Likewise, defensive sentiment prevails even though prices have recently surpassed key technical resistance levels in the industry. The put-to-call ratio currently stands at 1.26 for the leading digital currency of the sector today. Traders maintain hedges against potential sudden drops, which suggests persistent institutional caution in the current market. Therefore, volatility could increase significantly as contracts are closed or rolled over by participants.
On the other hand, analysts from Greeks.live highlight a notable divergence between the two largest digital assets. Bitcoin has managed to break out of its two-month consolidation, currently trading near 95,310 dollars per unit. In this way, the market focuses on the bullish momentum of Bitcoin, leaving Ethereum in a sideways range. For this reason, the attention of large capital seems to be focused almost exclusively on the leader.
Evolution of institutional positions against the volatility of the derivatives closing
Nonetheless, the derivatives market structure does not yet show a definitive and sustainable structurally bullish phase. Ethereum continues to struggle to overcome the 3,400 dollar barrier, trading near its max pain level today. Bitcoin block trades reached 1.7 billion dollars, representing more than 40% of the total daily trading volume. This figure contrasts with the mere 130 million moved in similar institutional trades within the Ethereum network.
Furthermore, volume in the futures markets has not accompanied the price rise in a very convincing way. Implied volatility has not rebounded substantially after the recent increase in the valuation of digital assets. Since the long-term outlook remains quite uncertain, investors prefer to maintain a tactical stance instead of directional bets. Thus, today’s cryptocurrency options expiry will act as a critical barometer for the immediate liquidity of the sector.
Will the 94,000 dollar support be able to withstand the pressure of the contract closing?
Therefore, a daily Bitcoin close above 94,304 dollars would validate the current technical retest for the asset.
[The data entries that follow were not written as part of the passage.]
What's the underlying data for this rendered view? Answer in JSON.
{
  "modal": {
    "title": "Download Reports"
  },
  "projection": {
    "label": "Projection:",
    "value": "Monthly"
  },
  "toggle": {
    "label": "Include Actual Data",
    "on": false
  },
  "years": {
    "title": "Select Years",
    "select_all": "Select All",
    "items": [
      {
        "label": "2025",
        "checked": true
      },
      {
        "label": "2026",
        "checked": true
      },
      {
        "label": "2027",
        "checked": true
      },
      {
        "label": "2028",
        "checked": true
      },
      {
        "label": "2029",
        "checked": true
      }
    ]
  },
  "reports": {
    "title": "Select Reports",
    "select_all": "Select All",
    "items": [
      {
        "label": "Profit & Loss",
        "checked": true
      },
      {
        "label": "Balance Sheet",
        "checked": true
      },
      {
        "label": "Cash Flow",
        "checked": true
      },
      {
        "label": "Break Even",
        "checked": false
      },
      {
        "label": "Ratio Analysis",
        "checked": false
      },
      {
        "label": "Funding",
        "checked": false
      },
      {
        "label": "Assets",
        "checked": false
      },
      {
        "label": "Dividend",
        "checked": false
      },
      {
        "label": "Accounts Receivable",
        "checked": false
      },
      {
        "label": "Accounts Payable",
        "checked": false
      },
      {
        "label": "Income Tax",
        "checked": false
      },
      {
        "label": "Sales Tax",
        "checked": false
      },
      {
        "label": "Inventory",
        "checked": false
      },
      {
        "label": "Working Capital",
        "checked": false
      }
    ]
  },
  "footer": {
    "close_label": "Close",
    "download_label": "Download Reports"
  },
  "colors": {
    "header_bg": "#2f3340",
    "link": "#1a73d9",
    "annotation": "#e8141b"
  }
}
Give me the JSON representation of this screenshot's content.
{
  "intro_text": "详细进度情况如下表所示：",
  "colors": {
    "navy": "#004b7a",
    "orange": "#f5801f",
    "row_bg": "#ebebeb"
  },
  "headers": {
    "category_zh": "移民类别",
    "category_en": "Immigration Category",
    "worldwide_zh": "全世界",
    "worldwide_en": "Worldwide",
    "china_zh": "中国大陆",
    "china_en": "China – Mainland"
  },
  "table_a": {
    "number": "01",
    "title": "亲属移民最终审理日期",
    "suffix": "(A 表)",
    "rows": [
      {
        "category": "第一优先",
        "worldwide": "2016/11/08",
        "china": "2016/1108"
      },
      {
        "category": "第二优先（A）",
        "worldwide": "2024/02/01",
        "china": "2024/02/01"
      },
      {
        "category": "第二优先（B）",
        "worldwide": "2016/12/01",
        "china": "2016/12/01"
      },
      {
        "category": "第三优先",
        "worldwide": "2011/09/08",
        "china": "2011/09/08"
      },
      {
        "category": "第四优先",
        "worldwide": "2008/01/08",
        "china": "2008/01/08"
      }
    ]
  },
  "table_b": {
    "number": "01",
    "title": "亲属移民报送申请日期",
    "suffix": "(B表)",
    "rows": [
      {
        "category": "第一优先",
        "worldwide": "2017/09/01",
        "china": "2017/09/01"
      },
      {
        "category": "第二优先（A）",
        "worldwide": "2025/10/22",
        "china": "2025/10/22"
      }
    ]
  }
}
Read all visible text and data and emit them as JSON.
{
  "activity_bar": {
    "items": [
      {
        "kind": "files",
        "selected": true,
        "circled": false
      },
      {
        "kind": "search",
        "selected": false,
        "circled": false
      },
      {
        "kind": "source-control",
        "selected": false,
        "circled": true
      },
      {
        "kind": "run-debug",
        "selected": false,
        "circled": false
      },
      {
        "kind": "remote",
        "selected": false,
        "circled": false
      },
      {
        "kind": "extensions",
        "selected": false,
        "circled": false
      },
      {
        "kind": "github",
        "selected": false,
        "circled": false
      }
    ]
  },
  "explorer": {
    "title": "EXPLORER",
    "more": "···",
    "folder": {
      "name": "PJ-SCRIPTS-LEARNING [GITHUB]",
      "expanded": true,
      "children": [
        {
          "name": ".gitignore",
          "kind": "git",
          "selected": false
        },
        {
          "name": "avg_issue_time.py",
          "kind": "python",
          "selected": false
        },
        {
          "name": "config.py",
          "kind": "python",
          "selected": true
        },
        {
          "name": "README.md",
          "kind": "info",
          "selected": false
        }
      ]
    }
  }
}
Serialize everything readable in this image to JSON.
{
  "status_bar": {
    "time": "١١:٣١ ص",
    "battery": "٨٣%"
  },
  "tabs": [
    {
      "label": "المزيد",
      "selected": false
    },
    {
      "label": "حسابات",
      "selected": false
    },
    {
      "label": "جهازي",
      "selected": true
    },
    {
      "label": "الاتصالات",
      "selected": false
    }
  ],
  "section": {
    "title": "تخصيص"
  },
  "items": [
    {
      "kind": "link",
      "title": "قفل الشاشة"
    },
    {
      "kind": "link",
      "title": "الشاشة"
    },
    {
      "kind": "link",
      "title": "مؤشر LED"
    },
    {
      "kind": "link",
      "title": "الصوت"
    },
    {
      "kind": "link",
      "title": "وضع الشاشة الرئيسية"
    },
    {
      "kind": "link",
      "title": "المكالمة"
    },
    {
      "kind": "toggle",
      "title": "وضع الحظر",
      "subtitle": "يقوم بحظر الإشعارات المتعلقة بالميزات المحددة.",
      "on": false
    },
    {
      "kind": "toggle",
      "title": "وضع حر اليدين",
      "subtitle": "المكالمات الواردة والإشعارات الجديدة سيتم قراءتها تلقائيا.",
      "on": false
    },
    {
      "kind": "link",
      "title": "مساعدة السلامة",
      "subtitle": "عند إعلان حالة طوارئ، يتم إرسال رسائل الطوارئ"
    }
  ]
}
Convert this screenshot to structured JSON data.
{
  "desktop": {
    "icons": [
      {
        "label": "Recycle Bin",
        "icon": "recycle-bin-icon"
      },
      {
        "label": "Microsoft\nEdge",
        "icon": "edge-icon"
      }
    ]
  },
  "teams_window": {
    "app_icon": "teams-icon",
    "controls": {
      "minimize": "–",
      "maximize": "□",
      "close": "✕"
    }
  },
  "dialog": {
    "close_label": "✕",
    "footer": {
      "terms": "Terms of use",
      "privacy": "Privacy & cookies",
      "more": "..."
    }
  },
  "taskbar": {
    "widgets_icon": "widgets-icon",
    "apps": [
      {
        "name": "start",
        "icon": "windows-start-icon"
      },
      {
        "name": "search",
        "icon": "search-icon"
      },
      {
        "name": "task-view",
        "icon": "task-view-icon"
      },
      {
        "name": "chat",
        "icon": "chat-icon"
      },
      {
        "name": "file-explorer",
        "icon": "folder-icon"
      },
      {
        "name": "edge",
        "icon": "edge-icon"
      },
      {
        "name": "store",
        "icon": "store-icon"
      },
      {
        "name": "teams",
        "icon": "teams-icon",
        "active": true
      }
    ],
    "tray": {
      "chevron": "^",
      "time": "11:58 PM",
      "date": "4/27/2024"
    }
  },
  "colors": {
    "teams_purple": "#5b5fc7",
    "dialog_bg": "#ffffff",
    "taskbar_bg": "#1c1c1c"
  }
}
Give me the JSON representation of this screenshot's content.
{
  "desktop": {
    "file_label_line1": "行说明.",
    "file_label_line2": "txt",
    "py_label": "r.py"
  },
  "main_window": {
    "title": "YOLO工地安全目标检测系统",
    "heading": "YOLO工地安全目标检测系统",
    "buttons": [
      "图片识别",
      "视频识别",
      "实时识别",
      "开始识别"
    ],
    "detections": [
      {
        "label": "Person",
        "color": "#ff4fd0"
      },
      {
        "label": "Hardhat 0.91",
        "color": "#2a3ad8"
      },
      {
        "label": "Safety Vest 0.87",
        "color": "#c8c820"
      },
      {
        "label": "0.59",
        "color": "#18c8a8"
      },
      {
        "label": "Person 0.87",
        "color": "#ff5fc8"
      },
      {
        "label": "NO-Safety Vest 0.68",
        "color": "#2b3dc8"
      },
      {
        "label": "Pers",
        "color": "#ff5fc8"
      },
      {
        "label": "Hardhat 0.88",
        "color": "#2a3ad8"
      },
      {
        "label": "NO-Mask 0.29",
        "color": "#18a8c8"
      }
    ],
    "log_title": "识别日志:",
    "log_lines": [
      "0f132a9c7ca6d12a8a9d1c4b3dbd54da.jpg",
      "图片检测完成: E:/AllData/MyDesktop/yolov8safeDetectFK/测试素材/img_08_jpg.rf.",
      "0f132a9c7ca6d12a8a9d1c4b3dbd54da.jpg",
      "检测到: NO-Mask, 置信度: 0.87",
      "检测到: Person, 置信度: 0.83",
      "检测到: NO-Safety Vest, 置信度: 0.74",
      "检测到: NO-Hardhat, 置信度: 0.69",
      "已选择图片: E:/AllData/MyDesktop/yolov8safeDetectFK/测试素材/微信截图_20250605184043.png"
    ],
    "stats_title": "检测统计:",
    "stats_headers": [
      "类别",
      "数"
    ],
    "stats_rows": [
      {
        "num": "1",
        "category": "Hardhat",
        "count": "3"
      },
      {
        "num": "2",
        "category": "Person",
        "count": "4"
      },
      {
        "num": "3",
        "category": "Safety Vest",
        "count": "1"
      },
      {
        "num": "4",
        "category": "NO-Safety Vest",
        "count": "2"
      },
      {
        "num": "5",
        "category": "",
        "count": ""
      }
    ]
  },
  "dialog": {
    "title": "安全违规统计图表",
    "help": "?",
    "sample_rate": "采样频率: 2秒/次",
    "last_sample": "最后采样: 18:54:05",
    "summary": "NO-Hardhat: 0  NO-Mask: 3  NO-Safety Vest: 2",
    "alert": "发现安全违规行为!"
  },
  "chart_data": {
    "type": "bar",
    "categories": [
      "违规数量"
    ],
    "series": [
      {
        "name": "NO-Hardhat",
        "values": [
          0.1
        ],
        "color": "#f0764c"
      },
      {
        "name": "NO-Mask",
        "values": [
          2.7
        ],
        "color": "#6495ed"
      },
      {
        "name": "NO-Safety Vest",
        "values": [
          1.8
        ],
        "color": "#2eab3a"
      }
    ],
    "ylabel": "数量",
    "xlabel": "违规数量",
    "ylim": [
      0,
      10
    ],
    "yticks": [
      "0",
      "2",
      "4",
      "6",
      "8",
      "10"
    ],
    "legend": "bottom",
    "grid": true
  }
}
This scenario would provide the necessary momentum for the quote to finally seek the 100,000 dollar mark. However, if support fails, the price could fall back into the consolidation range of the previous months. So, investors must prepare for sharp movements during the coming hours of global trading activity.
However, after the expiry, the market tends to cool down while traders adjust their new strategic positions. The reduction of open interest will allow for a gradual stabilization of prices on the major exchange platforms. The conviction of buyers will be tested in an environment of lower leverage after the contract cleanup. In this way, the market will define if the recent rally has enough strength to sustain itself.